Interessante Themen, die man sich im Zuge einer due diligence anschauen sollte, sind z.B. die bisherige „Performance“ des Unternehmens beim Finanzamt. Gibt es noch offene Betriebsprüfungen oder waren bei den letzten Betriebsprüfungen erhebliche Nachzahlungen zu leisten? Das muss kein Beweis dafür sein, dass der aktuelle Inhaber eine riskante Bilanzierungspolitik fährt. Da Unternehmensübernehmer aber unter Umständen für Steuerschulden haften, sollte man sich die Zahlen dann zumindest näher ansehen.

Dasselbe gilt, wenn man den Betrieb unter dem alten Namen fortführen möchte – dann ergibt sich gem. § 25 HGB eine Haftung für die alten Verbindlichkeiten des übernommenen Unternehmens.

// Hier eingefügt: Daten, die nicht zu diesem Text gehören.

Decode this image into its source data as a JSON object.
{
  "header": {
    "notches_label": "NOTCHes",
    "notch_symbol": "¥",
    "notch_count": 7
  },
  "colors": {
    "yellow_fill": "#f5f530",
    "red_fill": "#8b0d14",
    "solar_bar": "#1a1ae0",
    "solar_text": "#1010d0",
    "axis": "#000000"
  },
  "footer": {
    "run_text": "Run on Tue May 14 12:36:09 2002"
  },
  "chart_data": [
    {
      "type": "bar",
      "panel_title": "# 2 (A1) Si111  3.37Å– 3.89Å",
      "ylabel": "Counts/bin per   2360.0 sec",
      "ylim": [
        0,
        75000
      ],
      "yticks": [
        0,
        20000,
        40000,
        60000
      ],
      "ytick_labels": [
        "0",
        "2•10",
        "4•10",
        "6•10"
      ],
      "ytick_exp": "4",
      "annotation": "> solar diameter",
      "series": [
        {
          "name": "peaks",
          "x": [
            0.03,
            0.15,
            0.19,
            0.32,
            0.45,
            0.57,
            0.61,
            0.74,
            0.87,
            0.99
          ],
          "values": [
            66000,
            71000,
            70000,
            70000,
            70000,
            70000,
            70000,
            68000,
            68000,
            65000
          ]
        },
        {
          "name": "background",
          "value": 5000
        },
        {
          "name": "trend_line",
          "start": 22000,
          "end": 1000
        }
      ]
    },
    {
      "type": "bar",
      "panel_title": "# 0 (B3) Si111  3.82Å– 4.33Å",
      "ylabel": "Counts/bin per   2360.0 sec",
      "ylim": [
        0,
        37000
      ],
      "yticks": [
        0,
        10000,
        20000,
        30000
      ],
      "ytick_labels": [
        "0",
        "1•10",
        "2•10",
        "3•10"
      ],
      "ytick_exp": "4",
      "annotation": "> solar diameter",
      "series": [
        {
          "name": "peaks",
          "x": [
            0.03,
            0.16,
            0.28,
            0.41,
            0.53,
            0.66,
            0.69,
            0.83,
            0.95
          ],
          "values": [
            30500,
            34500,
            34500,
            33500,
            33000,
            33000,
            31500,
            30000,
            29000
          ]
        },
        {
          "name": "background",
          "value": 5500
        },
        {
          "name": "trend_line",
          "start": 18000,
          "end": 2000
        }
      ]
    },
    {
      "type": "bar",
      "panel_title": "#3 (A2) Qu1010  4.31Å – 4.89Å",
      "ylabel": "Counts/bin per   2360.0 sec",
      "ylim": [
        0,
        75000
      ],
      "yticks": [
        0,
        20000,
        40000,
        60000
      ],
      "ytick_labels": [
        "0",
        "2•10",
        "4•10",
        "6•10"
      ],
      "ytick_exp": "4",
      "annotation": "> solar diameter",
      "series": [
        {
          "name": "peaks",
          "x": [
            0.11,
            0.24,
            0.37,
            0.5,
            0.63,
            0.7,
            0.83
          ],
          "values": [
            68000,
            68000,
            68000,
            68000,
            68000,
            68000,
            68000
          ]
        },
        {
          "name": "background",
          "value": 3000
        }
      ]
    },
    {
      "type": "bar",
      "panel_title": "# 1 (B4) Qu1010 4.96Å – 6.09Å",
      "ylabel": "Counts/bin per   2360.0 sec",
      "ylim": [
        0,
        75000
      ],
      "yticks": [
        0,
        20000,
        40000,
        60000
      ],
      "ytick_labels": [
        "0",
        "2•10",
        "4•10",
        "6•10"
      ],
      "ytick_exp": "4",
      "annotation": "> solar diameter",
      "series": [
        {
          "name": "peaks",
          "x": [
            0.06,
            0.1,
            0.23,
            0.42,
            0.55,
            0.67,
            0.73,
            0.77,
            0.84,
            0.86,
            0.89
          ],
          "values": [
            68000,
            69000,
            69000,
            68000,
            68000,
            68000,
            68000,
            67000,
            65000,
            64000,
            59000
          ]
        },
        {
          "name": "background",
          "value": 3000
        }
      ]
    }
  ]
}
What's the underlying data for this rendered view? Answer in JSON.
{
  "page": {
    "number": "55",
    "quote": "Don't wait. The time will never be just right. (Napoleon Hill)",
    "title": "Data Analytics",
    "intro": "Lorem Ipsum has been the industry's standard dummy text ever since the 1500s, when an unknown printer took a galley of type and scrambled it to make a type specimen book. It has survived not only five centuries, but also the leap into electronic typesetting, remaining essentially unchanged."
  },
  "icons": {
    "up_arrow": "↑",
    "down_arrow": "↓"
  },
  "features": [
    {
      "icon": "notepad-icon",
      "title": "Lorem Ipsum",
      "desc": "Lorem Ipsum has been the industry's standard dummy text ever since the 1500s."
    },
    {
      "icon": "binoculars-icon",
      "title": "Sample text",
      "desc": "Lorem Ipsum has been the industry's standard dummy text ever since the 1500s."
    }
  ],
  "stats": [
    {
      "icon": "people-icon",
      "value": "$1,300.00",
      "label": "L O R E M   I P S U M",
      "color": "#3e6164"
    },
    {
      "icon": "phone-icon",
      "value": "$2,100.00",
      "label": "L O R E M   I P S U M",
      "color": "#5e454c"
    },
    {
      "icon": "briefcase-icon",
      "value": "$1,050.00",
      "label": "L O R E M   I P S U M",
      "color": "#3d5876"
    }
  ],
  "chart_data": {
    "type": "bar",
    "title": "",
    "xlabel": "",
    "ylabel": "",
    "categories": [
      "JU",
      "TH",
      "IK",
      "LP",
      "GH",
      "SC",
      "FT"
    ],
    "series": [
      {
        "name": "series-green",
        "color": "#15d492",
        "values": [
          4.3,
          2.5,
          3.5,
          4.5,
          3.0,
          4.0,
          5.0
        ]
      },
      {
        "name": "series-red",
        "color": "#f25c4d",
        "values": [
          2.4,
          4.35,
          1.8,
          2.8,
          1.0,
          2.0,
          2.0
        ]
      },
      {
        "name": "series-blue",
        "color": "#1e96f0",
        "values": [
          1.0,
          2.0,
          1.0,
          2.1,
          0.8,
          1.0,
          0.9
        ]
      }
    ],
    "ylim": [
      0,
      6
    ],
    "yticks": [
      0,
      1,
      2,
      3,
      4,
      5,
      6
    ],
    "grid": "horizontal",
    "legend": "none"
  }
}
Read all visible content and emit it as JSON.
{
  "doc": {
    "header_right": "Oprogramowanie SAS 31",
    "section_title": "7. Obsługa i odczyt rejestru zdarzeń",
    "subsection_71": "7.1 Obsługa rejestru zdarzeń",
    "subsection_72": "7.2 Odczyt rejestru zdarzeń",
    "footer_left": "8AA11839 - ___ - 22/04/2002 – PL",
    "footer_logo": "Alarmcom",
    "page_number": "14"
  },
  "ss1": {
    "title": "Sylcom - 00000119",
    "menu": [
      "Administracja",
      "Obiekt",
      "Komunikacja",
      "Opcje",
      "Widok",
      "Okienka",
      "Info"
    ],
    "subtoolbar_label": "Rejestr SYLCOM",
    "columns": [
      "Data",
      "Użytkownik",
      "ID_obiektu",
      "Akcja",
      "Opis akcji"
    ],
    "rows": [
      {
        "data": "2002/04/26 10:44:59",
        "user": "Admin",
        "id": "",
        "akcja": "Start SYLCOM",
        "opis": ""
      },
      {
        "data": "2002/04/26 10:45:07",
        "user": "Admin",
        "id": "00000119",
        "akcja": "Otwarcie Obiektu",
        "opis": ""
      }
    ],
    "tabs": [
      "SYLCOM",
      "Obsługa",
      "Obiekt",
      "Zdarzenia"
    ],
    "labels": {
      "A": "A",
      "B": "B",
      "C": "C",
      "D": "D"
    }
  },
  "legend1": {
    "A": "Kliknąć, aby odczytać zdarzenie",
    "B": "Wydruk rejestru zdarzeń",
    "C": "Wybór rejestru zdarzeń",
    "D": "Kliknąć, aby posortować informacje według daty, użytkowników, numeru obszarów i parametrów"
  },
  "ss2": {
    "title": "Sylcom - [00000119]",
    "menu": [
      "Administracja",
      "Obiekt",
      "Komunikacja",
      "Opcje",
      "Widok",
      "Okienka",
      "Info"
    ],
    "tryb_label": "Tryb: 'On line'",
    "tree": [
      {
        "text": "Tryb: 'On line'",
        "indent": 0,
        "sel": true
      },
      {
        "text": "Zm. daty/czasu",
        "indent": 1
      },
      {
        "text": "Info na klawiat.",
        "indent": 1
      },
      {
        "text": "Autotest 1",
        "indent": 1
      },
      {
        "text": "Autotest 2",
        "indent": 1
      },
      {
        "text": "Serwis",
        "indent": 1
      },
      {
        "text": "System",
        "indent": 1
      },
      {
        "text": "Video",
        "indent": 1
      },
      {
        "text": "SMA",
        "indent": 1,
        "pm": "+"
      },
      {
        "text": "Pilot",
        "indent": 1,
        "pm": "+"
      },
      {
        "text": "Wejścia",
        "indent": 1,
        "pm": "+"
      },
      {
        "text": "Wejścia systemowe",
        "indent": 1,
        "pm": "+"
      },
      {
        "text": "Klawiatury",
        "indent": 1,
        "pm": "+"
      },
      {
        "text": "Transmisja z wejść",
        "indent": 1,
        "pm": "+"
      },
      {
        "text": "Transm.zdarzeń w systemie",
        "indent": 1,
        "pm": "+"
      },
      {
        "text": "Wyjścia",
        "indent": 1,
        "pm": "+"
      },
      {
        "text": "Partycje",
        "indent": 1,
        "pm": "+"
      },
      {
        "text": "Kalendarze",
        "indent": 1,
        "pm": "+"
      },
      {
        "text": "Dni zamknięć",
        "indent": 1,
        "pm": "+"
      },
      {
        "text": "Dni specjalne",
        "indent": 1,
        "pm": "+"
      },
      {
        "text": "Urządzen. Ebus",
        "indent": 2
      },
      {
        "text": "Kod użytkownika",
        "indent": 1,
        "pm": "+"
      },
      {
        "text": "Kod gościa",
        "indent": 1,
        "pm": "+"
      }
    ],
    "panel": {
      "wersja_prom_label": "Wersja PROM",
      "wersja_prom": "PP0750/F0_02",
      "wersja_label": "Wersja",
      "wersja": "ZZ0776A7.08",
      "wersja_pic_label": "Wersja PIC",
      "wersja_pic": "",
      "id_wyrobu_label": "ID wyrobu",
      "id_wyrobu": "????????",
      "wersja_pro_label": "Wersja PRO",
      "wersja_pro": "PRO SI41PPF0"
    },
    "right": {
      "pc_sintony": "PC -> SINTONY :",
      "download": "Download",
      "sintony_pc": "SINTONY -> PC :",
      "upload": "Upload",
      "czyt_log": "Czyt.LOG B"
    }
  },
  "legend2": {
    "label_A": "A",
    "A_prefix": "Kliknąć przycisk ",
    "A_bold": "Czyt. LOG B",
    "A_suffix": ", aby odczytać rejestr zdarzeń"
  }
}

Es gibt Möglichkeiten, dies zu vermeiden – aber das muss man eben gestalten.

Ein besonders heikles Thema ist der § 613a BGB, also die Haftung für die Verbindlichkeiten des übernommenen Betriebs gegenüber seinen Arbeitnehmern und Betriebsrentnern. In diesem Zusammenhang sind insbesondere die Pensionszusagen des Betriebs zu beleuchten, ob diese ausreichend besichert sind oder ob sie den Betrieb zukünftig ruinieren werden.

Nicht zu letzt sollte man sich vergewissern, dass das Unternehmen für alle Produkte, die es verkauft, auch tatsächlich alle notwendigen Schutzrechte besitzt und dass nicht eine anstehende Gesetzesänderung das Geschäftsmodell zerstört.